Wabup Yuliantini Pimpin Rapat TPPS, Perkuat Sinergi dengan Baznas untuk Percepatan Penurunan Stunting
Tembilahan – Wakil Bupati Indragiri Hilir, Yuliantini, S.Sos., M.Si., yang juga menjabat sebagai Ketua Tim Percepatan Penurunan Stunting (TPPS) Kabupaten Indragiri Hilir, memimpin rapat TPPS yang digelar di Ruang Rapat Bapperida, Jalan Akasia, Jumat (5/6/2026).
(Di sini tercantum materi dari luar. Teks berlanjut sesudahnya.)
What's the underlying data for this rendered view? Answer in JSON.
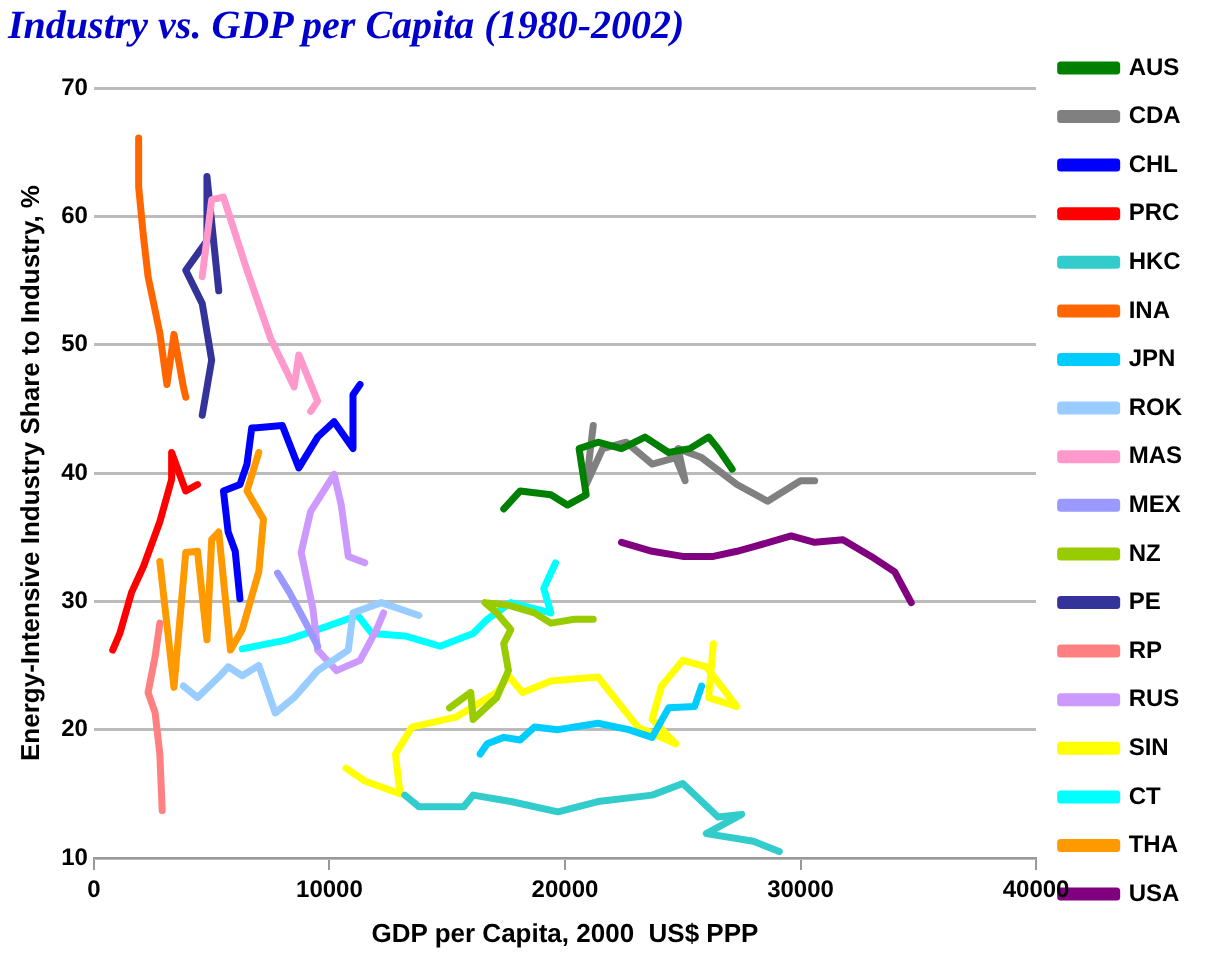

Rapat yang dipimpin langsung oleh Ketua TPPS tersebut membahas rencana penandatanganan Nota Kesepahaman (MoU) antara Pemerintah Kabupaten Indragiri Hilir dengan Baznas Kabupaten Indragiri Hilir terkait sinergi program percepatan penanganan stunting. Kegiatan ini turut dihadiri Kepala dan Sekretaris Bapperida, perwakilan Baznas Inhil, Dinas Kesehatan, serta Bagian Tata Pemerintahan Setda Inhil.
Selain membahas kerja sama antara Pemkab Inhil dan Baznas, rapat juga membicarakan sejumlah agenda strategis yang akan segera dilaksanakan, di antaranya peluncuran Si Besti (Stimulasi Integrasi Balita Risiko Stunting) dan Aplikasi Posyandu Satu Inhil. Kedua program tersebut direncanakan akan dirangkaikan dengan peletakan batu pertama pembangunan rumah layak huni bantuan Baznas serta peresmian jamban sehat bagi masyarakat.

Dalam arahannya, Ketua TPPS Yuliantini menegaskan bahwa kerja sama yang akan dijalin harus memiliki dasar hukum yang kuat agar tidak menimbulkan persoalan di kemudian hari. Menurutnya, dana yang digunakan dalam program tersebut merupakan amanah umat yang harus dikelola secara transparan, akuntabel, dan tepat sasaran.
“Perjanjian kerja sama yang akan kita lakukan harus benar-benar dipersiapkan dengan baik. Kita tidak ingin ada permasalahan hukum di kemudian hari, mengingat dana yang digunakan merupakan dana umat. Karena itu, setiap kebijakan yang dibuat harus tepat sasaran dan memberikan manfaat nyata bagi masyarakat,” tegas Yuliantini.

Ia juga menekankan bahwa upaya percepatan penurunan stunting tidak dapat dilakukan oleh satu pihak saja, melainkan membutuhkan kolaborasi seluruh pemangku kepentingan, mulai dari pemerintah daerah, Baznas, tenaga kesehatan, hingga masyarakat.
Menurutnya, berbagai program yang disiapkan merupakan bentuk komitmen Pemerintah Kabupaten Indragiri Hilir dalam meningkatkan kualitas kesehatan dan kesejahteraan keluarga, khususnya bagi ibu hamil, balita, dan keluarga berisiko stunting.
Melalui sinergi yang dibangun bersama Baznas dan seluruh stakeholder terkait, Yuliantini berharap angka stunting di Kabupaten Indragiri Hilir dapat terus ditekan sehingga tercipta generasi yang sehat, cerdas, dan berkualitas untuk mendukung terwujudnya Indragiri Hilir yang berdaya saing, beradab, dan bermartabat.
Rapat ditutup dengan sejumlah kesepakatan teknis terkait penyusunan dokumen kerja sama, penentuan lokasi kegiatan, serta koordinasi lintas sektor guna memastikan seluruh program dapat berjalan sesuai target yang telah ditetapkan.